- Historic Sites
One hundred and eight years of managing a problem that might have been solved at the outset with a single law
May/June 1996 | Volume 47, Issue 3
After Wabash Railroad v. Illinois , therefore, the fight to change the behavior of railroads moved to Washington. But while the federal government, thanks to the commerce clause, had the undoubted power to regulate what had become a national transportation network, there was a good deal of question about whether it had the ability. After all, Congress was faced with an aroused public on the one hand and the most powerful, not to mention the richest, corporations in the country on the other. In those circumstances politicians will always try to split the difference and make enough people happy to win the next election. The best solution will always rank far behind the most expedient.
What resulted, after a year of intense political sausage making, was, in the words of one historian, “a bargain in which no one interest predominated except perhaps the legislators’ interest in finally getting the conflict . . . off their backs and shifting it to a commission and the courts.”
A railroad commission, similar to those that had failed at the state level, was the only proposal seriously on the table. The rising political left instinctively looked to government, not markets, to protect its interests, and the railroads themselves were not averse to the idea, provided, of course, their own interests were carefully considered. Their economic and political power assured that they would be.
As early as 1884 a vice president of the Pennsylvania Railroad, perhaps the most powerful railroad company in the country, had written that “a large majority of the railroads in the United States would be delighted if a railroad commission or any other power could make rates upon their traffic which would insure them six per cent dividends, and I have no doubt, with such a guarantee, they would be very glad to come under the direct supervision and operation of the National Government.”
Congress was faced with an aroused public on the one hand and the richest corporations in the country on the other.
In other words, the railroads would have been perfectly happy to have a government-sponsored and -enforced cartel. The anti-railroad forces, of course, wanted a commission that would set rates in the public interest, not the railroads’ interest. The result, in the words of one congressman of the day, was “a bill that no one wants . . . and everybody will vote for.”

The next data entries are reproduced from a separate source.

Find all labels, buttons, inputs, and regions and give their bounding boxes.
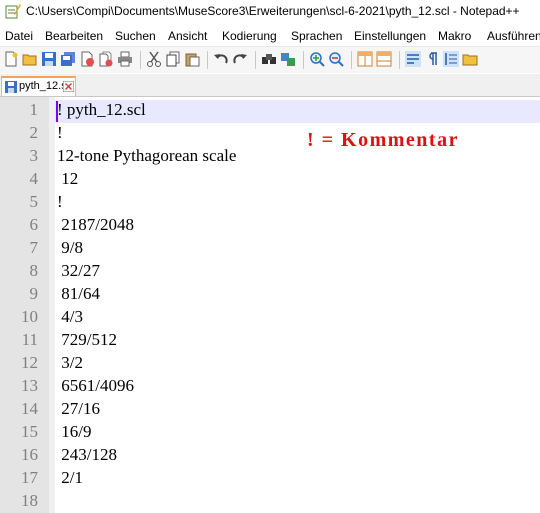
toolbar-separator [351, 51, 352, 69]
code-line[interactable]: 27/16 [57, 399, 100, 419]
line-number[interactable]: 11 [0, 330, 38, 350]
find-icon[interactable] [261, 51, 277, 67]
paste-icon[interactable] [184, 51, 200, 67]
zoom-out-icon[interactable] [328, 51, 344, 67]
copy-icon[interactable] [165, 51, 181, 67]
sync-horizontal-icon[interactable] [376, 51, 392, 67]
saved-file-icon [5, 81, 17, 93]
toolbar-separator [140, 51, 141, 69]
tab-pyth-12[interactable]: pyth_12.scl [1, 76, 76, 96]
window-title: C:\Users\Compi\Documents\MuseScore3\Erwe… [26, 4, 520, 18]
cut-icon[interactable] [146, 51, 162, 67]
line-number[interactable]: 13 [0, 376, 38, 396]
menu-ansicht[interactable]: Ansicht [168, 29, 207, 43]
code-line[interactable]: 2187/2048 [57, 215, 134, 235]
new-file-icon[interactable] [3, 51, 19, 67]
close-all-icon[interactable] [98, 51, 114, 67]
menu-suchen[interactable]: Suchen [115, 29, 156, 43]
menu-einstellungen[interactable]: Einstellungen [354, 29, 426, 43]
word-wrap-icon[interactable] [405, 51, 421, 67]
code-line[interactable]: ! pyth_12.scl [57, 100, 146, 120]
zoom-in-icon[interactable] [309, 51, 325, 67]
menu-makro[interactable]: Makro [438, 29, 471, 43]
comment-annotation: ! = Kommentar [307, 129, 459, 151]
code-line[interactable]: 6561/4096 [57, 376, 134, 396]
title-bar: C:\Users\Compi\Documents\MuseScore3\Erwe… [0, 0, 540, 24]
toolbar-separator [399, 51, 400, 69]
redo-icon[interactable] [232, 51, 248, 67]
code-line[interactable]: ! [57, 192, 63, 212]
line-number[interactable]: 9 [0, 284, 39, 304]
replace-icon[interactable] [280, 51, 296, 67]
save-all-icon[interactable] [60, 51, 76, 67]
code-line[interactable]: 243/128 [57, 445, 117, 465]
sync-vertical-icon[interactable] [357, 51, 373, 67]
line-number[interactable]: 2 [0, 123, 39, 143]
code-line[interactable]: 2/1 [57, 468, 83, 488]
menu-sprachen[interactable]: Sprachen [291, 29, 342, 43]
indent-guide-icon[interactable] [443, 51, 459, 67]
code-line[interactable]: 3/2 [57, 353, 83, 373]
code-line[interactable]: 12-tone Pythagorean scale [57, 146, 236, 166]
line-number[interactable]: 15 [0, 422, 38, 442]
show-all-chars-icon[interactable] [424, 51, 440, 67]
undo-icon[interactable] [213, 51, 229, 67]
line-number[interactable]: 14 [0, 399, 38, 419]
line-number[interactable]: 3 [0, 146, 39, 166]
toolbar [0, 46, 540, 73]
fold-margin[interactable] [49, 97, 55, 513]
line-number[interactable]: 7 [0, 238, 39, 258]
menu-kodierung[interactable]: Kodierung [222, 29, 277, 43]
code-line[interactable]: 729/512 [57, 330, 117, 350]
menu-ausfuehren[interactable]: Ausführen [487, 29, 540, 43]
code-line[interactable]: ! [57, 123, 63, 143]
line-number[interactable]: 5 [0, 192, 39, 212]
code-line[interactable]: 4/3 [57, 307, 83, 327]
line-number[interactable]: 4 [0, 169, 39, 189]
toolbar-separator [303, 51, 304, 69]
menu-bar: Datei Bearbeiten Suchen Ansicht Kodierun… [0, 26, 540, 46]
line-number[interactable]: 8 [0, 261, 39, 281]
line-number[interactable]: 1 [0, 100, 39, 120]
menu-datei[interactable]: Datei [5, 29, 33, 43]
notepad-plus-plus-icon [5, 4, 21, 19]
close-icon[interactable] [79, 51, 95, 67]
code-line[interactable]: 12 [57, 169, 78, 189]
line-number[interactable]: 18 [0, 491, 38, 511]
toolbar-separator [255, 51, 256, 69]
folder-as-workspace-icon[interactable] [462, 51, 478, 67]
line-number[interactable]: 12 [0, 353, 38, 373]
line-number[interactable]: 16 [0, 445, 38, 465]
line-number[interactable]: 6 [0, 215, 39, 235]
code-line[interactable]: 9/8 [57, 238, 83, 258]
tab-bar: pyth_12.scl [0, 74, 540, 97]
menu-bearbeiten[interactable]: Bearbeiten [45, 29, 103, 43]
print-icon[interactable] [117, 51, 133, 67]
code-line[interactable]: 32/27 [57, 261, 100, 281]
line-number[interactable]: 17 [0, 468, 38, 488]
close-tab-icon[interactable] [63, 81, 74, 92]
line-number[interactable]: 10 [0, 307, 38, 327]
toolbar-separator [207, 51, 208, 69]
code-line[interactable]: 81/64 [57, 284, 100, 304]
open-file-icon[interactable] [22, 51, 38, 67]
save-icon[interactable] [41, 51, 57, 67]
code-line[interactable]: 16/9 [57, 422, 91, 442]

The bill required that “all charges . . . shall be reasonable and just” but did not define what that might mean. And the commission that was set up had to use the courts to enforce any orders, a costly and time-consuming process. Even when the law was much strengthened in the Theodore Roosevelt administration and the ICC given the power to set rates, the railroads quickly learned how to manipulate it in their own interests, just as they had the old state commissions. American railroads began their long, slow decline.
The monopoly on long-distance freight hauling was broken in the 1930s by the nascent trucking industry, which from its birth was regulated by the ICC. In the 1970s—the nation’s transportation industry by then a monument to inefficiency—the Carter administration removed most of the commission’s power to set rates. In 1995 it finally expired, having had nothing to do for twenty years. Even The New York Times , hardly the most passionate advocate of free markets, was not sorry to see it go. “As the decades wore on,” a Times editorial that marked its passing noted, “it took as its interest the economic well-being of the industries under its purview. Its regulations jacked up prices and blocked entry by low-priced truckers and joint rail and truck services.” In other words, the ICC had become precisely what the mighty Pennsylvania Railroad had wanted it to be in the 1880s, the leader of a cartel. That is no small part of the reason that both the ICC and the Pennsylvania Railroad are now on the ash heap of history together.
What might Congress, in a perfect world, have done instead? A self-enforcing solution would have been easy to craft. Congress could simply have required that each railroad publish a schedule of its freight rates for each commodity, on a per-mile basis, and that those rates be uniform throughout the railroad’s entire system and for each customer, providing severe penalties for under-the-table rebates.
Then the market forces that determined prices on the trunk lines would have been brought to bear on the branch lines, and the playing field would have been leveled by competition, not bureaucrats. And the inevitable co-opting of the regulators by the regulated would have been avoided for the simple reason that there would have been no regulators to co-opt.